Looking at a recent article on wp:refdesk and other online services, I'd like to see a decent cross-comparison of hunch, y!, g! (historically), refdesk, &c. that addresses how well they contribute to a lasting body of reference knowledge. From a chat with psa:

hand wavy or not, as long as it's similar across the var. services

the trouble is there's nothing comparable in trad ref services
y!, g!, etc. you pick your answer to rate
and wp is collaborative
real life reference desk interactions tend to be different from the kind of random factual questions you get on the internet 
a lot of "can you help me with my paper topic" questions irl; not sure how you would quantify the "accuracy" of my answers to those

but answering that question is a solvable problem

it's tough to quantify judgment calls across services. Your answer for a 12 year old at the ref desk is not the same as for an adult necessarily, etc. etc. 

it's also tough to describe what makes a bridge stable. all sorts of bridges... if it's a question worth answering, we should take it seriously and answer it. if you take it seriously, what was once a custom service hand-tailored to every pairing of practitioner and client becomes a craft, then a science, eventually perhaps a complete body of work.

is it a question worth answering? 
reference education doesn't really help matters, at least anecdotally 
afaik the question hasn't been answered, and that answer applied, to any great affect to date 
unlike bridges... and people disagree on how to measure quality.

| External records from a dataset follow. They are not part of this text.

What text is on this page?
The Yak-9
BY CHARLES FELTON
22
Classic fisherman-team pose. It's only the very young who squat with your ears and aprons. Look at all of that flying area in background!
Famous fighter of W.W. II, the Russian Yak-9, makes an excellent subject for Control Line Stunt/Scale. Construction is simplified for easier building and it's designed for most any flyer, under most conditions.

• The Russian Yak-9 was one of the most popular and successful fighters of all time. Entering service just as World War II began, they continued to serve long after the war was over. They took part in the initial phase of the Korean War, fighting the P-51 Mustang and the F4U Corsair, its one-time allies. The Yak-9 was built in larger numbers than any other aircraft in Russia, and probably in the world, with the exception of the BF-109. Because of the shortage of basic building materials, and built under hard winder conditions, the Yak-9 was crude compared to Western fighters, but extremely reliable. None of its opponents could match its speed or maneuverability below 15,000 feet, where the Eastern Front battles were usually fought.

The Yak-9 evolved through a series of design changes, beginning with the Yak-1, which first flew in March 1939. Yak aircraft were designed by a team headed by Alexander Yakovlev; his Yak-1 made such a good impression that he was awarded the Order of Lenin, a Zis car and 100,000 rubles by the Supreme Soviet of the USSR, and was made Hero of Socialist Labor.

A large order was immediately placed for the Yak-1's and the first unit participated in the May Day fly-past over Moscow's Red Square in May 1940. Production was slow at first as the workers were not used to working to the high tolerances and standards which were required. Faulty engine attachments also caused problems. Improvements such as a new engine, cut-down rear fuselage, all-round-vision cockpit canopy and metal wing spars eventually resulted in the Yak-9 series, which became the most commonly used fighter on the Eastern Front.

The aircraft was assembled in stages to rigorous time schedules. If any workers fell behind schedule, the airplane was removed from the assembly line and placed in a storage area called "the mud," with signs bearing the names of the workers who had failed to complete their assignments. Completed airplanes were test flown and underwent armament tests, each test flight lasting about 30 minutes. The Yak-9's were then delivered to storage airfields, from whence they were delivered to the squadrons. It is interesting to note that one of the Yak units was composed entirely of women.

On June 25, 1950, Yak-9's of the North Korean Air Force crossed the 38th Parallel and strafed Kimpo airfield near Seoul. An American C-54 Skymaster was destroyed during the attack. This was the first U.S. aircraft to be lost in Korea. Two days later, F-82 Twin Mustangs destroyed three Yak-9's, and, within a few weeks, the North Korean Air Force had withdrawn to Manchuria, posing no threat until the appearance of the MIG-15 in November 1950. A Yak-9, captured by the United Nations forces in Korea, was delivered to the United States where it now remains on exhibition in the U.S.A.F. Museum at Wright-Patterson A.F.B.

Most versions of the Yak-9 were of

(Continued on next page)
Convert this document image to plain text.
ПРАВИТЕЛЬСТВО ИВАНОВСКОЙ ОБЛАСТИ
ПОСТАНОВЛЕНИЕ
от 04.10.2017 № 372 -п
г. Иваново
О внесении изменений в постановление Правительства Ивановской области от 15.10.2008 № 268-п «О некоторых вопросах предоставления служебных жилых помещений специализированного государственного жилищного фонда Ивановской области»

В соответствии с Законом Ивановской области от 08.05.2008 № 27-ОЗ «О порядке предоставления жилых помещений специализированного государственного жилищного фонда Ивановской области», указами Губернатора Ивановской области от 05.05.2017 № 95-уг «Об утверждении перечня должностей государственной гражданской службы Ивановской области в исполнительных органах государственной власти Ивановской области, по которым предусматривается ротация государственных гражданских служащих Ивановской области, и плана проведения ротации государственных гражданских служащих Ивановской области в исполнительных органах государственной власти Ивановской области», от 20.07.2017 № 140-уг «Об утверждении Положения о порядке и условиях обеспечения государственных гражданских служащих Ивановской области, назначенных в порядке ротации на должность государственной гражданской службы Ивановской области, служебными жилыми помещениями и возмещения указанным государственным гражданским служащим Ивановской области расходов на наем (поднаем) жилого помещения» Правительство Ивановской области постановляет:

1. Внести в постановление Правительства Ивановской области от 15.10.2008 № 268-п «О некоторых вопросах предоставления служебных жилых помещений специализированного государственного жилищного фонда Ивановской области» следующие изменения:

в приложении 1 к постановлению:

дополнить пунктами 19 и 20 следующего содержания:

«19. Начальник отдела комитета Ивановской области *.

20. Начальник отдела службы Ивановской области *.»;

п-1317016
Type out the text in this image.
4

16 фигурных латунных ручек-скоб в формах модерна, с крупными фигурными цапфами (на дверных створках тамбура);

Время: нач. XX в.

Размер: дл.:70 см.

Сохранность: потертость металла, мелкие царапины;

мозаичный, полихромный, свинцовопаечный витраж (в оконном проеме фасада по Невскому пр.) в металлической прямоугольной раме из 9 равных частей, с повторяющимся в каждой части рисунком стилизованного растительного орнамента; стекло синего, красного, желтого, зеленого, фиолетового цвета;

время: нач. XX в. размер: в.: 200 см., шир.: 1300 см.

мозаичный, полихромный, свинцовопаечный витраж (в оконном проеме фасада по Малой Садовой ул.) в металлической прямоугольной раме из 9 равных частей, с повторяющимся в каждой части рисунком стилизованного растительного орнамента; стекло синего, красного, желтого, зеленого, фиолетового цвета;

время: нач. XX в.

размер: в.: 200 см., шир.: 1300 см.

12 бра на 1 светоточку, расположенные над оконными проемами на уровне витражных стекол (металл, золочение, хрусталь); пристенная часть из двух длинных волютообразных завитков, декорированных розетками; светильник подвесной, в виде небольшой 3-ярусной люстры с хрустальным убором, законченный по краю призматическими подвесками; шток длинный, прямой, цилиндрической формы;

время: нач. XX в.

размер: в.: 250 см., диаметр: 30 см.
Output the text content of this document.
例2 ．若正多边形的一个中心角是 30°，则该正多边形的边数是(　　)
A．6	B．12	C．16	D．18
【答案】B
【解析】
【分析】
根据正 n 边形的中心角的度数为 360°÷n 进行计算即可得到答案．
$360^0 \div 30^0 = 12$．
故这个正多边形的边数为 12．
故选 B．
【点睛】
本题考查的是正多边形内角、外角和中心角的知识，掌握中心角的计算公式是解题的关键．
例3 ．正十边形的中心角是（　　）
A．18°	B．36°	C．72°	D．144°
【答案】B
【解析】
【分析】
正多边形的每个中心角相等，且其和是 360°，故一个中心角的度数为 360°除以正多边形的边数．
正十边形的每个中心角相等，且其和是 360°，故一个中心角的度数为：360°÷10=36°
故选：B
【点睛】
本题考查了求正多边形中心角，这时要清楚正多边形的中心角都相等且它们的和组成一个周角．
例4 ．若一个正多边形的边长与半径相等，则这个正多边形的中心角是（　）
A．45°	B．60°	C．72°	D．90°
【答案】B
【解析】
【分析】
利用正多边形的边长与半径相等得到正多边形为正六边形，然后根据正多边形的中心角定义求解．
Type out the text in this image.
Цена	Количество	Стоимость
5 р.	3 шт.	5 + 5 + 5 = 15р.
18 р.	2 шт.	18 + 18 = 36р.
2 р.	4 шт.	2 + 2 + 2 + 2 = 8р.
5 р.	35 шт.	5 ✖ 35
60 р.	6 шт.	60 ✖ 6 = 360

all areas of knowledge involve formulating concepts one can use to describe a question or topic "what sort of bridge will span this gap and provide specified support over time" is somewhat defined but you have to bootstrap meaningful specific language to get better answers. the original idea behind that question is more likely "how can I transport things quickly between these two areas" then someone identifies "bridging gaps" as an awkward-to-construct but potentially much-better and long-lasting answer to the question that process of identifying a concept cluster around bridges as a useful area to develop more knowledge and specific language -- exactly the same thing underlies reference work

service metrics in Pnina's paper: "was this cited" "was response fast" "was it accurate for the current question" whereas the elements that would be part of a shared science of information organization

would involve things like "was this a fundamental aspect of the {question and answer} which would be useful to other similar questions" and "what avenues might be pursued to further refine the answer over time" she touches on the latter in noting the benefits of collaborative / iterative answers but it's not one of the performance metrics. and "a good answer" for one questioner is very different from "an answer good in fundamental ways that improve the body of knowledge around how to answer similar questions"

what is "good"? that's the crux of the problem
no matter what, you have to break down quality into whatever you think the component parts of quality are
and analyze the answer against them 

in one case, quality inheres in each answer. in the other, it inheres in the framework of answering; the precision of metrics used to understand if a correct answer has been found; the collection of questions answerable by the aggregate result.

as long as 'reference' is viewed as an ephemeral service provided on top of something lasting, it will be hard to think of quality of anything related to it as something more than "was a single person satisfied?"

reference is fundamentally viewed as a service transaction 
example from the last page, science reference desk 
"user 1: whites of eyes: is it true that humans are the only animals to have whites eyes 
the range of answers I could provide to this person range from 
"yes/no with citation"... "let me show you where to look this up" ...  
"let me show you a bunch of places where you could look this up" 
(listen to their answer, refine my answer based on their response) 
e.g. if they say they are writing an animal science paper about vision, show them the animal science databases. 
as a librarian, we're taught to use reference as education 
on wikipedia, the answer is more like option 2 
how do you compare these goals - info vs. underlying need?

imagine a translation process. your question, as originally framed and written. a set of answerable questions that have been deduped and considered. a body of data providing the latest information about various topics.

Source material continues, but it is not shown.